Microtubule-Targeted Drugs Inhibit VEGF Receptor-2 Expression by both Transcriptional and Post-Transcriptional Mechanisms

• Published in: Journal of investigative dermatology Vol. 128; no. 8; pp. 2084 - 2091
• Main Authors: Meissner, Markus, Pinter, Andreas, Michailidou, Despina, Hrgovic, Igor, Kaprolat, Natalia, Stein, Monika, Holtmeier, Wolfgang, Kaufmann, Roland, Gille, Jens
• Format: Journal Article
• Language: English
• Published: Danvers, MA Elsevier Inc 01.08.2008; Nature Publishing; Elsevier Limited
• Subjects: Actins - drug effects; Biological and medical sciences; Bridged Bicyclo Compounds, Heterocyclic - pharmacology; Cells, Cultured; Colchicine - pharmacology; Dermatology; Endothelium, Vascular - cytology; Endothelium, Vascular - drug effects; Endothelium, Vascular - metabolism; Humans; Medical sciences; Microtubules - drug effects; Nocodazole - pharmacology; RNA Processing, Post-Transcriptional; RNA, Messenger - metabolism; Sp1 Transcription Factor - metabolism; Thiazolidines - pharmacology; Transcription, Genetic; Tubulin Modulators - pharmacology; Vascular Endothelial Growth Factor Receptor-2 - drug effects; Vascular Endothelial Growth Factor Receptor-2 - metabolism; Vinblastine - pharmacology; Vascular endothelium growth factor; Transcription; Dermatology; Targeted drug; Inhibitor; Microtubule; Mechanism; Biological receptor
• ISSN: 0022-202X; 1523-1747
• DOI: 10.1038/jid.2008.37

Cytoskeletal polymers control a wide range of cellular functions, including proliferation, migration, and gene expression. As changes in endothelial cell shape and motility are required to form vascular networks, we hypothesized that disassembly of actin filaments or microtubules may impact endothelial vascular endothelial growth factor (VEGF) receptor-2 (VEGFR2) expression as a critical determinant of angiogenesis. We therefore investigated the effect of actin filament- and microtubule-disrupting agents on VEGFR1 and VEGFR2 expression by endothelial cells. Microtubule (MT) disassembly greatly inhibited endothelial VEGFR2 expression, whereas VEGFR1 expression levels remained largely unchanged.

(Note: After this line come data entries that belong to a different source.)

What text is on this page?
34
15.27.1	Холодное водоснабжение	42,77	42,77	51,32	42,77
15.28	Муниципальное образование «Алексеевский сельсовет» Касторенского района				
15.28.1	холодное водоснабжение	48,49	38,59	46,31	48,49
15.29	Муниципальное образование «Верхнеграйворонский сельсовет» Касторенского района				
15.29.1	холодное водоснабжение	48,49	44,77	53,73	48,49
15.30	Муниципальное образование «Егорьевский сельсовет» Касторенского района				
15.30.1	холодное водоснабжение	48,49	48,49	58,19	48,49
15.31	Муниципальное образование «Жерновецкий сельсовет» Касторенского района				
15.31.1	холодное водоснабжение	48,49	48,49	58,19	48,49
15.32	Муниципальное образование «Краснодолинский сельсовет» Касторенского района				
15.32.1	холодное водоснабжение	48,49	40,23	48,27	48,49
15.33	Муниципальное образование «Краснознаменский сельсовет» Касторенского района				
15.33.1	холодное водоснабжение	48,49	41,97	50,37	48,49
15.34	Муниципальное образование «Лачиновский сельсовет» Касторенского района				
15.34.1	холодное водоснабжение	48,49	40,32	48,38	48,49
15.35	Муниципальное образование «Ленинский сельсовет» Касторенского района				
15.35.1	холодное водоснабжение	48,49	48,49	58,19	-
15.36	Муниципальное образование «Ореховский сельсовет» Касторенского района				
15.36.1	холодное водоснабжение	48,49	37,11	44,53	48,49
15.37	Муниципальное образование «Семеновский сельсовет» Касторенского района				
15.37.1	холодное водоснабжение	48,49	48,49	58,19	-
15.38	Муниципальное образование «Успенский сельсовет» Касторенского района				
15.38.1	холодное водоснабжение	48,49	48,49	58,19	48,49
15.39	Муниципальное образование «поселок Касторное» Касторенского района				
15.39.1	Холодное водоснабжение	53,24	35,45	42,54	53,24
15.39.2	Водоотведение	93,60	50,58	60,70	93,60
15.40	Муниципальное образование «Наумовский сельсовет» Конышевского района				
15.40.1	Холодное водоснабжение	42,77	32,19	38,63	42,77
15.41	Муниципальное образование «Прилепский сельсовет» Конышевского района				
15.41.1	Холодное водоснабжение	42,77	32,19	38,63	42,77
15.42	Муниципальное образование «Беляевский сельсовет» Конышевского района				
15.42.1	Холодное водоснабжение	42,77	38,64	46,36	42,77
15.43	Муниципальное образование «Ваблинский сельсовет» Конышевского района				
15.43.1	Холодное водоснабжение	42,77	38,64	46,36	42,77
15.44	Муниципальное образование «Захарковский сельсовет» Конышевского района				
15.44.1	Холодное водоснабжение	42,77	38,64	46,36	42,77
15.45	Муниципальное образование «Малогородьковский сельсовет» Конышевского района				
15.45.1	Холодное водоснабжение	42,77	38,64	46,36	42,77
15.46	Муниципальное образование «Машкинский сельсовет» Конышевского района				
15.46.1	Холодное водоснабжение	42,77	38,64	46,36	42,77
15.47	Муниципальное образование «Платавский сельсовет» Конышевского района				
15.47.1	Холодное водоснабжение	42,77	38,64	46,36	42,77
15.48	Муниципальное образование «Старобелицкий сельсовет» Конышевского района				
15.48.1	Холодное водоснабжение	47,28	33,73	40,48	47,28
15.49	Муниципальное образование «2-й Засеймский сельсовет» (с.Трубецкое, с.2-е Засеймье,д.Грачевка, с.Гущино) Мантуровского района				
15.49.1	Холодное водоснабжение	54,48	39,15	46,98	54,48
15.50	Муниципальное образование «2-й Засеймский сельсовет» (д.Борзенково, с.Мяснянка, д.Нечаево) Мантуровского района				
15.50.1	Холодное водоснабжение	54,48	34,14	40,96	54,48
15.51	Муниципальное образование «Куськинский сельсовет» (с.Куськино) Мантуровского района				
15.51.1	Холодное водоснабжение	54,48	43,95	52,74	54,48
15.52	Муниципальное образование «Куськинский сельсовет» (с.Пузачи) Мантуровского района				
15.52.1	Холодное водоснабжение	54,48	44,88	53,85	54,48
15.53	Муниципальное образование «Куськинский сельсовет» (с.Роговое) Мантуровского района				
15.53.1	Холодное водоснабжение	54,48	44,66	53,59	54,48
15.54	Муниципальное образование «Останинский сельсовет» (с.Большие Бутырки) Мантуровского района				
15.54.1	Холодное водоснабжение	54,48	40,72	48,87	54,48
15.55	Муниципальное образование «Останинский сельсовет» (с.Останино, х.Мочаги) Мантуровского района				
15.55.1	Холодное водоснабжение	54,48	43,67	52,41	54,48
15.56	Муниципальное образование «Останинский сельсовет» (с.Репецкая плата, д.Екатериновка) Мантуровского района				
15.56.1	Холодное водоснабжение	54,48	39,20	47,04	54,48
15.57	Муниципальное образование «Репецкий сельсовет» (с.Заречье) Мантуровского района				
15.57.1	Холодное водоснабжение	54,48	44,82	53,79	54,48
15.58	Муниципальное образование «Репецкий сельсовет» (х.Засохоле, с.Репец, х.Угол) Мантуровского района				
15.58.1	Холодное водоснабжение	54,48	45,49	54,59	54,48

These suppressive effects were neither conveyed by increased VEGFR2 shedding nor by shortened protein half-life, suggesting that transcriptional mechanisms account for the observed effects. In line with this conclusion, MT disruption significantly suppressed endothelial VEGFR2 mRNA accumulation. The treatment considerably decreased transcriptional activity of 5′-deletional VEGFR2 promoter gene constructs. MT disruption-mediated repression was conveyed by a GC-rich region harboring two consensus Sp1-binding sites. Electrophoretic mobility-shift assay analysis demonstrated that constitutive Sp1-dependent DNA binding is decreased by MT disassembly. In addition, we provide evidence for additional post-transcriptional regulatory mechanisms, as the VEGFR2 mRNA half-life is significantly reduced by MT-disrupting agents. Hence, both inhibition of the rate of gene transcription and increased mRNA turnover represent critical molecular mechanisms by which MT disruption inhibits VEGFR2 expression.